Mata sayu Rani terlihat berkaca-kaca. Damn! Did I hurt her?
Again, she make me feel guilty.

“Ian yang kamu pengen, kan? Sekarang dia juga udah balik lagi sama kamu. Apa yang kamu inginkan udah terpenuhi” Kataku sambil tersenyum “Jadi, Kakak juga udah gak ada manfaatnya lagi di sini, kan?”

Aku berjalan meninggalkannya.

Ya.... buatku itu pilihan yang tepat. Apakah adil mempertahankanku sebagai “obat penahan rasa sakit”. I deserve better and I knew it. Kalau aku melakukan apa yang dia mau. Bukan cuma aku yang merasa terhina tapi Rani juga pada akhirnya akan merasa sakit.
****
Aku melihat Angga melangkah pergi.
Aku tidak mau kehilangan dia, dia adalah sahabat yang baik, teman yang selalu ada saat aku membutuhkannya, dan selalu membuatku tenang saat aku terluka. Tapi kenapa aku harus kehilangan dia ketika akhirnya aku mendapat apa yang aku inginkan.

Ian sudah kembali padaku, tapi aku juga tidak mau kehilangan Angga. Aku cuma ingin dia sedikit menjauh agar perasaan Ian tidak terganggu dengan kehadiran dia.
Tapi kenapa Angga harus memilih untuk pergi?
****
Satu sms menanyakan kabar dari Rani, 3 hari setelah pertemuan terakhir kami. Aku membalasnya dengan “baik” cukup satu kata singkat. Rani membalas lagi dengan menanyakan beberapa hal tidak penting lain dan aku malas membalasnya.

Hari berikutnya, dia meneleponku dan aku tidak mengangkat telepon itu. Aku sedang terlalu sibuk memikirkan tugas akhirku, mungkin aku akan menanyakan kabarnya nanti ketika aku sudah tidak terlalu sibuk.

One day maybe I’ll regret this decision.
But seriously?

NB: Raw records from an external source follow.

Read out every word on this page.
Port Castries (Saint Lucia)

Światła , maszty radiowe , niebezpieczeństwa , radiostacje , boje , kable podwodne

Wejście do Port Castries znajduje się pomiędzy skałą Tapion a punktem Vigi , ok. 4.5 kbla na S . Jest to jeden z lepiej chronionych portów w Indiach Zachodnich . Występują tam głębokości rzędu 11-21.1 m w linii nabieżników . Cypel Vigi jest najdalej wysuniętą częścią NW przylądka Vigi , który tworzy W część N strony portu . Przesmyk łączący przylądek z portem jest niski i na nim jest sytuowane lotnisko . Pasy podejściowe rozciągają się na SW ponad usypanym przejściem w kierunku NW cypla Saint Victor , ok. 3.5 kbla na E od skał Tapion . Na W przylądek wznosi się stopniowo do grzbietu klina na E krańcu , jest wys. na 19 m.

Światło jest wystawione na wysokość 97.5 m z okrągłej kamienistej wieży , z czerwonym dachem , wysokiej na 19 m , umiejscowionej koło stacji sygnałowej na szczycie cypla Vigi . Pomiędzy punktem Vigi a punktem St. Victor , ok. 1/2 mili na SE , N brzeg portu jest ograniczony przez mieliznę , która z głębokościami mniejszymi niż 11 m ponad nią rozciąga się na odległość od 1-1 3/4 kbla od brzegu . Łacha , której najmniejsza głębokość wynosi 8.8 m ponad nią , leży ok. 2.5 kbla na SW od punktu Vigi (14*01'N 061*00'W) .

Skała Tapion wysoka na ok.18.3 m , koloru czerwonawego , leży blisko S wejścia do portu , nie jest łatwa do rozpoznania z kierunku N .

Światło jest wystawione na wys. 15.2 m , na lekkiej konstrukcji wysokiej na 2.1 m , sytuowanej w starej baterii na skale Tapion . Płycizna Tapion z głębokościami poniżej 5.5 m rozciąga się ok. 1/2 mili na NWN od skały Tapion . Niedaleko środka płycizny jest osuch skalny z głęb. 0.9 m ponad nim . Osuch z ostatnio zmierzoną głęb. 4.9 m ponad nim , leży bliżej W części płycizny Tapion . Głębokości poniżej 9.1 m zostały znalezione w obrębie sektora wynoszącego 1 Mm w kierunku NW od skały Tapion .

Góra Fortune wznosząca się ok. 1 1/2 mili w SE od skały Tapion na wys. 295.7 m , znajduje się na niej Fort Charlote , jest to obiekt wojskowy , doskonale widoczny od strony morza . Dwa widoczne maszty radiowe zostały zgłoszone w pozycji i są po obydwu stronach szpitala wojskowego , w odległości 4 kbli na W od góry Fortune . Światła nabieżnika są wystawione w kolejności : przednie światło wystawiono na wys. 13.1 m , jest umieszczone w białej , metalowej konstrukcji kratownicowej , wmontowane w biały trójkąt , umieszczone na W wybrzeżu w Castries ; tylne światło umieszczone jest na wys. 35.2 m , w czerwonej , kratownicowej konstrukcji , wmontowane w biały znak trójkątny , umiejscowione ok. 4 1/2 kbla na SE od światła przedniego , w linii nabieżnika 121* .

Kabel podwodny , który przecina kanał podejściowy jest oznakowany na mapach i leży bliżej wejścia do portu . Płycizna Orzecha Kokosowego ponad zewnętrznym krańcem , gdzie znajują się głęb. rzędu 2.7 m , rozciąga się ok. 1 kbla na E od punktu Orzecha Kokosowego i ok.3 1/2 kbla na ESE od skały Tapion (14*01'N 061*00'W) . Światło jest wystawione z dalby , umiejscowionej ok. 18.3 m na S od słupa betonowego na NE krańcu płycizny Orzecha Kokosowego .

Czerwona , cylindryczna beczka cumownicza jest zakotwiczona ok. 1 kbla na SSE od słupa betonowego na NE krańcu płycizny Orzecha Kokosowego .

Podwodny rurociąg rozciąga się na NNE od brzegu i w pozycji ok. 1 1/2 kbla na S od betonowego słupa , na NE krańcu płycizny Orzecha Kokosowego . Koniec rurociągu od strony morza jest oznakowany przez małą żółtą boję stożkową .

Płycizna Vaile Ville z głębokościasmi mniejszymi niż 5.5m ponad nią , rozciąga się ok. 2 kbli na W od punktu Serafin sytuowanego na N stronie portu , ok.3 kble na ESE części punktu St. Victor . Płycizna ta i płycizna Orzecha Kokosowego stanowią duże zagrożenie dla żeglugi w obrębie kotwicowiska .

Did I that type of person?

Aku sempat berpikir mungkin aku menyukai Rani dengan segala kelembutan dan kerapuhannya. Aku benci melihat dia menangis dan disakiti terus oleh Ian. Aku merasa senang ketika dia mempercayaiku dan membiarkanku ikut menanggung rasa sakitnya.

Aku menyayangi dia, tapi apakah itu cinta?
****
Dia tidak membalas sms atau telepon ku. Di kampus pun aku tidak pernah bertemu dengan Angga. Dia menghindariku.
Apakah aku benar-benar telah menyakiti dia?
Apakah dia membenciku?

Sekarang, Ian sudah ada disampingku lagi, tapi aku tidak merasa bahagia sepenuhnya. Aku kehilangan perasaan unik ketika aku ada di samping Angga. Aku rindu saat-saat mengobrol dengan Angga, mendengar suaranya dan menikmati semua perhatiannya. Dan semua perasaan senang itu hilang ketika aku meminta Angga untuk menjauh.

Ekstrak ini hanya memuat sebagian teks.